Brad Knowles brad.knowles at skynet.be
Thu Feb 5 23:27:35 CET 2004


At 1:39 PM -0800 2004/02/05, Mark Dadgar wrote:

>  You just told me in a previous email that some people cannot edit
>  the To: line on a reply.  So which is it?

	On the software I've seen, you can't change the To: line in a 
reply, but you can add other addresses in the Cc: line.

>  Then we have at least equivalent experience.  Except that I appear
>  to live in the real world and you live in a techy vacuum.  There is
>  nothing wrong with that, mind you, as long as you realize that the
>  assumptions you make about people's usage patterns are colored by
>  the people you interact with.

	Well, I was the Sr. Internet Mail Systems Administrator for AOL, 
and the first Internet Mail Operations person they ever hired.  I've 
worked in environments supporting five million plus users, most of 
whom I believe everyone would agree are pretty 
lowest-common-denominator -- they don't get any lower.  I've also 
worked with the Listserv/LSMTP installation at AOL, and I helped set 
up many of the machines that were being used by the mailing list 
administration staff.

	How many millions of lowest-common-denominator users have you supported?

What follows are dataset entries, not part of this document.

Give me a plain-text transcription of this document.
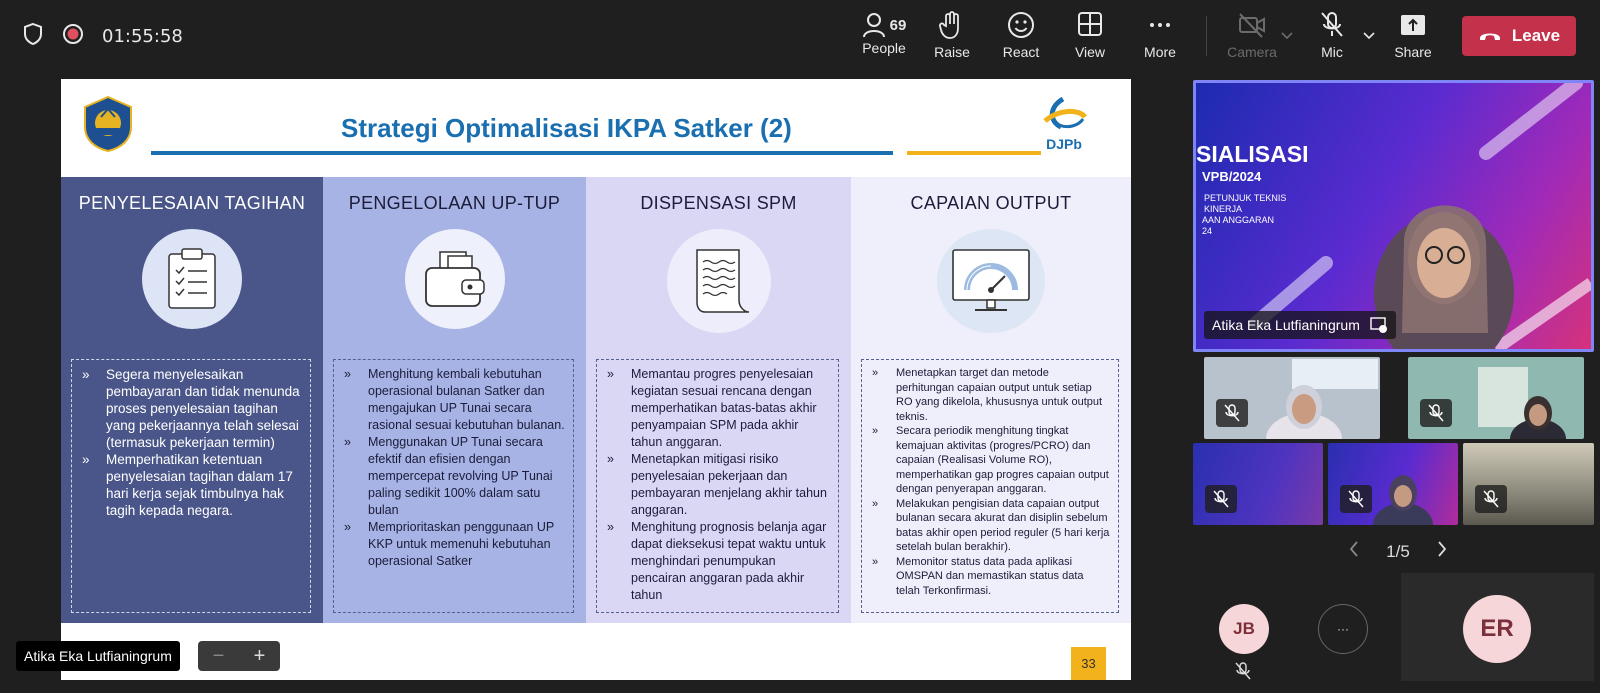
01:55:58
69
People	Raise	React	View	More	Camera	Mic	Share
Leave
Strategi Optimalisasi IKPA Satker (2)
DJPb
PENYELESAIAN TAGIHAN
» Segera menyelesaikan pembayaran dan tidak menunda proses penyelesaian tagihan yang pekerjaannya telah selesai (termasuk pekerjaan termin)
» Memperhatikan ketentuan penyelesaian tagihan dalam 17 hari kerja sejak timbulnya hak tagih kepada negara.
PENGELOLAAN UP-TUP
» Menghitung kembali kebutuhan operasional bulanan Satker dan mengajukan UP Tunai secara rasional sesuai kebutuhan bulanan.
» Menggunakan UP Tunai secara efektif dan efisien dengan mempercepat revolving UP Tunai paling sedikit 100% dalam satu bulan
» Memprioritaskan penggunaan UP KKP untuk memenuhi kebutuhan operasional Satker
DISPENSASI SPM
» Memantau progres penyelesaian kegiatan sesuai rencana dengan memperhatikan batas-batas akhir penyampaian SPM pada akhir tahun anggaran.
» Menetapkan mitigasi risiko penyelesaian pekerjaan dan pembayaran menjelang akhir tahun anggaran.
» Menghitung prognosis belanja agar dapat dieksekusi tepat waktu untuk menghindari penumpukan pencairan anggaran pada akhir tahun
CAPAIAN OUTPUT
» Menetapkan target dan metode perhitungan capaian output untuk setiap RO yang dikelola, khususnya untuk output teknis.
» Secara periodik menghitung tingkat kemajuan aktivitas (progres/PCRO) dan capaian (Realisasi Volume RO), memperhatikan gap progres capaian output dengan penyerapan anggaran.
» Melakukan pengisian data capaian output bulanan secara akurat dan disiplin sebelum batas akhir open period reguler (5 hari kerja setelah bulan berakhir).
» Memonitor status data pada aplikasi OMSPAN dan memastikan status data telah Terkonfirmasi.
33
Atika Eka Lutfianingrum	− +
SIALISASI
VPB/2024
PETUNJUK TEKNIS
KINERJA
AAN ANGGARAN
24
Atika Eka Lutfianingrum
1/5
JB	···	ER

>  Chuq made the point that he had done exhaustive research on the way
>  people use this stuff.

	Indeed, he has.  He doesn't like to brag about it, but he does 
run some of the largest known Mailman mailing lists, and his systems 
are on the same scale as the Kolstad & Chalup papers that I have 
previously mentioned on this mailing list.  Chuq could probably write 
the third installment in "How to Manage Very Large Mailing Lists".

>                          The fallacy he has unknowningly fallen into,
>  and you have as well, is that the behaviour of the software needs
>  to be tailored to the user base.  There is no single case that solves
>  all problems.

	True enough.  But in this case, there is a particular 
configuration which is known (and proven) to reduce the amount of 
information being needlessly destroyed by the mailing list 
administrator, and which is likely to result in the least amount of 
embarrassment if someone just hits the reply key and then shares out 
all sorts of really sensitive information.

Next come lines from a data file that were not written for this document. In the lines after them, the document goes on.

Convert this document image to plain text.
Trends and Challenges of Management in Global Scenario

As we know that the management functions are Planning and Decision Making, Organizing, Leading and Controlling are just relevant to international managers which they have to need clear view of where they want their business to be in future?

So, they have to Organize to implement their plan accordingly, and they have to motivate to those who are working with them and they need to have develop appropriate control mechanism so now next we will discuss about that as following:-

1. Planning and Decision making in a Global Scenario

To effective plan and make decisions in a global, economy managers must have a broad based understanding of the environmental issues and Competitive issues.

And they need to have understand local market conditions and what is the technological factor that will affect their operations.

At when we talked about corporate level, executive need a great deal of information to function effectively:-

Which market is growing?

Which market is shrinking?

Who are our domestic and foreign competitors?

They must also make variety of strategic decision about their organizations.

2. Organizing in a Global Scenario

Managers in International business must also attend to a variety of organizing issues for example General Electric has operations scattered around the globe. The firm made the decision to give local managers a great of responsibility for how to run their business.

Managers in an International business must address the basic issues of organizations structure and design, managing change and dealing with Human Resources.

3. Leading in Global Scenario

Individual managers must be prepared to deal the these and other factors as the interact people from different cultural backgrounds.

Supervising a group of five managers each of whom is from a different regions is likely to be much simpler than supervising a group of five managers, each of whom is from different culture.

	Your method would have all that incredibly sensitive information 
automatically sent back to the entire mailing list, which could 
certainly cost someone their job.  That kind of behaviour could 
conceivably cost someone their life.


	If it was your job and your life that was on the line every 
single time that one of your customers hit the reply key, which would 
you want?  Do you really want to play Russian Roulette with 20,000 
other people?

>  However, you are advocating a reduction in choices by doing away
>  with Reply To List.  And in my experience it just is not as big
>  a problem as you people think.

	Then I would have to conclude that you haven't been doing this 
for long, or at least not with any mailing list of any real size.

>  The poster (Paul?) who said it's probably appropriate for 100
>  person lists but not for 20K person lists was right on the money.

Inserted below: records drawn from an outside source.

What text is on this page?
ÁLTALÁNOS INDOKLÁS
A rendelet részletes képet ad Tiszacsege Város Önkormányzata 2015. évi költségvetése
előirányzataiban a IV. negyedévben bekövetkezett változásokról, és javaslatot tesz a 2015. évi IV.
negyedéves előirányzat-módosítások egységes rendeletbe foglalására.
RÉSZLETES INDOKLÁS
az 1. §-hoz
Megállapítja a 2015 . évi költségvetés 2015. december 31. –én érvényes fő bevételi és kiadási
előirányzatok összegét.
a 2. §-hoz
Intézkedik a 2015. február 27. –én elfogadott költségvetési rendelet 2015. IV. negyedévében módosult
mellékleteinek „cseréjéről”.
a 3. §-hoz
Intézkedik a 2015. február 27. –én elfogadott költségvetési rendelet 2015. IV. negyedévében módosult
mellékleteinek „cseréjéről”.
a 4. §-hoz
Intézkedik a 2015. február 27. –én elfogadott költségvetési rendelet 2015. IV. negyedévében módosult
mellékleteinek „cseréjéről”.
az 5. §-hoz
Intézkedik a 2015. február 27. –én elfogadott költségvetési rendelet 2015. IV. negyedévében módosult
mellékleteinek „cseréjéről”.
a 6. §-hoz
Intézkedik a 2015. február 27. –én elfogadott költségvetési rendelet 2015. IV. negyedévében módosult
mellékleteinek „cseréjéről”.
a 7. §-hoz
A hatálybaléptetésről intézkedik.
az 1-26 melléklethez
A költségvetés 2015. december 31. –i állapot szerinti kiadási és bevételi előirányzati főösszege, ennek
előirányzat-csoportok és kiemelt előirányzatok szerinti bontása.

	See above.  Russian Roulette with 100 people is more likely to be 
survivable than with 20,000.


	Unless you've been there and done that and definitely lost the 
job (or would have, if you had still been working there), you may not 
ever understand.

	You may not believe me, but I do hope that you never have to live 
through this kind of experience.

-- 
Brad Knowles, <brad.knowles at skynet.be>

"They that can give up essential liberty to obtain a little temporary
safety deserve neither liberty nor safety."
     -Benjamin Franklin, Historical Review of Pennsylvania.